Il garantismo non è una parola da usare a corrente alternata. È un principio. E i principi valgono sempre, per tutti.
Forse è anche per questo che Caltanissetta fatica a fare quei passi avanti che meriterebbe. Perché chi dovrebbe indicare una direzione appare spesso più disorientato di chi è chiamato a guidare. Per usare un eufemismo.
E quando manca una guida credibile, quando le scelte sembrano dettate più dall’opportunità del momento che da un progetto coerente, la città resta immobile. Ferma, in una continua oscillazione tra dichiarazioni e smentite, tra alleanze improvvise e rotture altrettanto repentine.

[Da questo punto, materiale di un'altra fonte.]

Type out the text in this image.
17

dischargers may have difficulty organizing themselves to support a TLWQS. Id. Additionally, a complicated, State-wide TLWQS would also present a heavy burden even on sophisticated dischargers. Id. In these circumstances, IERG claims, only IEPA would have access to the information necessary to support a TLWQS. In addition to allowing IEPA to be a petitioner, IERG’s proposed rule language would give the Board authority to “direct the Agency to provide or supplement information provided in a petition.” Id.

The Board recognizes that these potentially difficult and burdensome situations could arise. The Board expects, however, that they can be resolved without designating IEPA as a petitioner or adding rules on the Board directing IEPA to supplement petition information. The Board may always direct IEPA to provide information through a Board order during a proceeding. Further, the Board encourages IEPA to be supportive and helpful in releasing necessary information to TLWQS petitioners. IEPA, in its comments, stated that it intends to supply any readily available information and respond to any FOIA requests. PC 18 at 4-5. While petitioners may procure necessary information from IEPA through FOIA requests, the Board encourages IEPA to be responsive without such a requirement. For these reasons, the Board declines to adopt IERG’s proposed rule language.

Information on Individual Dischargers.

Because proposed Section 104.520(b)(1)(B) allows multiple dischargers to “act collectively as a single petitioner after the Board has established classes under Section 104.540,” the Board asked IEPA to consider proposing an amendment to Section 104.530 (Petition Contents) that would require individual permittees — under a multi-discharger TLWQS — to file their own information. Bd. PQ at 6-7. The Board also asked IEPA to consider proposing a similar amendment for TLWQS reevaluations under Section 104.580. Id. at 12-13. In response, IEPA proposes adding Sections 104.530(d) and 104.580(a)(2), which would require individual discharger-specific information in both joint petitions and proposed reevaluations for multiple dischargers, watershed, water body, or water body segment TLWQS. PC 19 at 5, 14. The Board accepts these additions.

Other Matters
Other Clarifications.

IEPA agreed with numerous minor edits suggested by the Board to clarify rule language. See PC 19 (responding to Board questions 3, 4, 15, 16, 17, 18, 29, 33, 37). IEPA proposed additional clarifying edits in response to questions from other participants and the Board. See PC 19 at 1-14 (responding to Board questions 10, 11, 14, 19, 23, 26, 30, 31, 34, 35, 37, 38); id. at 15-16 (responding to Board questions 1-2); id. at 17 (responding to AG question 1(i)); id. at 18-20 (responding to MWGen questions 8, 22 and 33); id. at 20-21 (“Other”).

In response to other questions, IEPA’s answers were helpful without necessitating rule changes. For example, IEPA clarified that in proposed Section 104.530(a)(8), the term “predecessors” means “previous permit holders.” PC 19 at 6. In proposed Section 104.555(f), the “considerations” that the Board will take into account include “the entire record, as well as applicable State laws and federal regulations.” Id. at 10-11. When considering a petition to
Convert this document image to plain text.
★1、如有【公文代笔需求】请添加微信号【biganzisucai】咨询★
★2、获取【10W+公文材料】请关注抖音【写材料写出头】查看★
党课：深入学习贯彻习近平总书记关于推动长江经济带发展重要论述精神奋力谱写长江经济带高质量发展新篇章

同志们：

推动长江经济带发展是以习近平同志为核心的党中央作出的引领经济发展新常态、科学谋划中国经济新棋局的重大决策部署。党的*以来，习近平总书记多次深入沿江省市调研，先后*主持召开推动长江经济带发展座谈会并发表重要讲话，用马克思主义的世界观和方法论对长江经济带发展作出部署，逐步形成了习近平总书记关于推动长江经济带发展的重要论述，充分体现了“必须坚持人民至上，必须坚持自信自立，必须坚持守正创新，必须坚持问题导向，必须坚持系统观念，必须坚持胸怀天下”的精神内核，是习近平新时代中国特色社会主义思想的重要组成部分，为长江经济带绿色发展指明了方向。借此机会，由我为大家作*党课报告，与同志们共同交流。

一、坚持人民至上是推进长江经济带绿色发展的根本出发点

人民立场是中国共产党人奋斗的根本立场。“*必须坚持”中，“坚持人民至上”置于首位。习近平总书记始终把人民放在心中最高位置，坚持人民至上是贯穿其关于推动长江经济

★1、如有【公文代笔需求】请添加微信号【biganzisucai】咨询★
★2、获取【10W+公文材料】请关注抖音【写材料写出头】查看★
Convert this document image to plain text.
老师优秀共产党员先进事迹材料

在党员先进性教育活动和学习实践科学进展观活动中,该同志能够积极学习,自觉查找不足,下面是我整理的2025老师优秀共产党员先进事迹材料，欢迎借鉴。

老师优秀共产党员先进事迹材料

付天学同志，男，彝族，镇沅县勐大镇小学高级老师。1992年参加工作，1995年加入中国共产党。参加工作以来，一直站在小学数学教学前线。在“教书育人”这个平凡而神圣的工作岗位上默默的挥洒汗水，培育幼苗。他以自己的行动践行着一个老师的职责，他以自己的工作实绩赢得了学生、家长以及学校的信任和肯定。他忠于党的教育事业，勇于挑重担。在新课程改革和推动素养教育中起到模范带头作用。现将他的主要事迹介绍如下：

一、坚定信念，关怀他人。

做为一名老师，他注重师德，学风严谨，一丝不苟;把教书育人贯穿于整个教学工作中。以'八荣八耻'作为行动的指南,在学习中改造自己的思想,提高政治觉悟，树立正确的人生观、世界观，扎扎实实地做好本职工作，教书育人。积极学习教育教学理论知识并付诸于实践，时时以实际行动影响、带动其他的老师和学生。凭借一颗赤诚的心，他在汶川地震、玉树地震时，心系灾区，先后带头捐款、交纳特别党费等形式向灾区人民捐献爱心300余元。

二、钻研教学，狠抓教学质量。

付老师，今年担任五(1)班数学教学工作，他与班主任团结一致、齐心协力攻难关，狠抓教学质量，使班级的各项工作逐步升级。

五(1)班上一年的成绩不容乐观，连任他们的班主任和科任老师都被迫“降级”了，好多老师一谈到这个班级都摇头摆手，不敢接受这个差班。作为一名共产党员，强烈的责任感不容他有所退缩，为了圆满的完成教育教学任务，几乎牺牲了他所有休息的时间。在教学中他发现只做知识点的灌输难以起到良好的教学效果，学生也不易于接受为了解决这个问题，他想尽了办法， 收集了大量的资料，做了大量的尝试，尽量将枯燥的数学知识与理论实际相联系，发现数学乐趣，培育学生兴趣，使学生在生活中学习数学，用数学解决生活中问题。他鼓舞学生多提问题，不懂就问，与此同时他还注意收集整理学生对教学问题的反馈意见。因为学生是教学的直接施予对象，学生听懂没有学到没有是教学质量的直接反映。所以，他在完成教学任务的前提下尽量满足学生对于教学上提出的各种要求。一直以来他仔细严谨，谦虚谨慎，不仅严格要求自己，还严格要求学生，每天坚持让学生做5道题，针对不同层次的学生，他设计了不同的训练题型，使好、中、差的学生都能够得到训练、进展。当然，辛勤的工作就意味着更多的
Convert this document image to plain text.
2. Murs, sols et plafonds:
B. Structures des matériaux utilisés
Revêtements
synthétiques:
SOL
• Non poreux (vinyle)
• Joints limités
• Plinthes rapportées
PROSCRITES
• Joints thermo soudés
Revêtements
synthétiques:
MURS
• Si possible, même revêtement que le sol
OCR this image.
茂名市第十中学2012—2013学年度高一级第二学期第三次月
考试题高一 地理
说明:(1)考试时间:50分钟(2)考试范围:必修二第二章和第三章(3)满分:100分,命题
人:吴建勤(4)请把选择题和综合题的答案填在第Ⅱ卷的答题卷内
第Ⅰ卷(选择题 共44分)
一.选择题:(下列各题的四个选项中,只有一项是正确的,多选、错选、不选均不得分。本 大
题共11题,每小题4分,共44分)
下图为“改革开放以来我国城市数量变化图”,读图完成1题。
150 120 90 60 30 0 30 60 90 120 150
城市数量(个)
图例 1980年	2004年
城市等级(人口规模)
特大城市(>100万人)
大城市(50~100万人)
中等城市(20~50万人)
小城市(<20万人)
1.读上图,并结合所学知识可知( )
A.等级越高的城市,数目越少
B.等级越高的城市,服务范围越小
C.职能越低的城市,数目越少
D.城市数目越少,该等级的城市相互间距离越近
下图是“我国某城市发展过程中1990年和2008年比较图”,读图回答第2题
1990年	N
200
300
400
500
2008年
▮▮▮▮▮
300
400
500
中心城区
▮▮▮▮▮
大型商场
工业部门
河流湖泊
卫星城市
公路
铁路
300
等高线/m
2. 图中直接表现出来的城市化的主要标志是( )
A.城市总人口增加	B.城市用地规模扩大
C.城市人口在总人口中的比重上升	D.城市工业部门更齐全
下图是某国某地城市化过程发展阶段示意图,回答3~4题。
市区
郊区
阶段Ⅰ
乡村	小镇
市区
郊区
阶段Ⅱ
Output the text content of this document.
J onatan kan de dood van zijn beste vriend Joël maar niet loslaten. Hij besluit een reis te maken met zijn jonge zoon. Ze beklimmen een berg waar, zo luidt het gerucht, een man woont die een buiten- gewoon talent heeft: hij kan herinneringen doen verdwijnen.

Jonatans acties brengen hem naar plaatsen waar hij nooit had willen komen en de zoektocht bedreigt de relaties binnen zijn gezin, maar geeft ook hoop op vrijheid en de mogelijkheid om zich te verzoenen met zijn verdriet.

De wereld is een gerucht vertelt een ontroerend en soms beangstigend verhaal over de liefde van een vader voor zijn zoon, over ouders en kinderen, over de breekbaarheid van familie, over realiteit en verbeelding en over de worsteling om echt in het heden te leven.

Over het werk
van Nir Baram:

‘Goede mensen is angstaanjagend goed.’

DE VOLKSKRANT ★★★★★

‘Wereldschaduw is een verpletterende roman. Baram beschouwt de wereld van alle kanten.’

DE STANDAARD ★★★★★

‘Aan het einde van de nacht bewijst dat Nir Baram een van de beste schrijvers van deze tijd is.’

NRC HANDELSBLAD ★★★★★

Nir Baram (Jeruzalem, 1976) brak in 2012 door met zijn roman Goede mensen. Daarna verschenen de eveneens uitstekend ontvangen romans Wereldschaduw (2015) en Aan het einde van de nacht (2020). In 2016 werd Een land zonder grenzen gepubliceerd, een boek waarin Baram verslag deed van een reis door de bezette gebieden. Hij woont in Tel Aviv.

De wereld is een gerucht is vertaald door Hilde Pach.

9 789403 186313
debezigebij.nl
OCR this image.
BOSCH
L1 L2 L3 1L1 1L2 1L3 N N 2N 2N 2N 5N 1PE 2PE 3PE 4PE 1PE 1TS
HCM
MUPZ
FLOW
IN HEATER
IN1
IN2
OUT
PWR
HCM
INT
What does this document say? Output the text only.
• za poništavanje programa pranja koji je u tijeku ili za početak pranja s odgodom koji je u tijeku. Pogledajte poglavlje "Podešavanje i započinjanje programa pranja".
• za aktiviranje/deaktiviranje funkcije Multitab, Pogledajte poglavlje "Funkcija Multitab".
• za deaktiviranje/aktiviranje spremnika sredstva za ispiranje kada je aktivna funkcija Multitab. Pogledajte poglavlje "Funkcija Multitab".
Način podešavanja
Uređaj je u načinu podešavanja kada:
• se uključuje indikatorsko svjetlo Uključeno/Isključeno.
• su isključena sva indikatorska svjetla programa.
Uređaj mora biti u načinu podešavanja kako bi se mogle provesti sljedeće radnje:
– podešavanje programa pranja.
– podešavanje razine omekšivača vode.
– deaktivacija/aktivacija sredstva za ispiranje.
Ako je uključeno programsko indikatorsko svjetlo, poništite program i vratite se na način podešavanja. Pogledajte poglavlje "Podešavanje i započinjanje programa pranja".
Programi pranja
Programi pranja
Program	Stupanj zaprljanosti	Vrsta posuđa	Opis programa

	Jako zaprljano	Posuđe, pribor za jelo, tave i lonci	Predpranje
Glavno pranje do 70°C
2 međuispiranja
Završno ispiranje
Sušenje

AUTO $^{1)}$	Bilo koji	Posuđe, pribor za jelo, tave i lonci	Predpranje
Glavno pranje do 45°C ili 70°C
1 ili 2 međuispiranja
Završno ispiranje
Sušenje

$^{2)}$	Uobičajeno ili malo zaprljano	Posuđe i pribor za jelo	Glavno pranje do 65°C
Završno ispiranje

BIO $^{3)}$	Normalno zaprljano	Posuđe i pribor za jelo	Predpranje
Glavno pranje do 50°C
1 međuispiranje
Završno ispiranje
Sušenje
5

E ci vuole dignità per non considerare l’elettore uno spettatore distratto o, peggio, ingenuo.
I cittadini vedono, ricordano, comprendono.
Come ci vuole dignità ad accettare un incarico a fianco di chi definiva indegno a ricoprire certi ruoli.
Qual é il metro che ti consente di accettare? La dignità? Non credo.. Il potere? I soldi? La visibilità? La voglia di riscatto? L’arroganza?
E allora viene da chiedersi: ci siamo abituati a tutto?
Alle storture della politica, ai tradimenti, al mancato rispetto degli accordi? Alle promesse disattese, alle buche nelle strade, alla mancanza di lavoro o di servizi?
Quando una città si abitua a ciò che non dovrebbe essere normale, il problema più grande non è il disagio. È l’indifferenza.
Mai avrei pensato di dirlo, mi ritrovo quasi sollevata per essermi allontanata da una città che, lentamente, rischia di spegnerti con la sua inerzia e la sua indifferenza.
Se la mafia é una montagna di m**** la politica gestita cosi, non é da meno.
Eppure credo che il problema non sia solo la cattiva politica. È il silenzio di chi preferisce il chiacchiericcio al coraggio.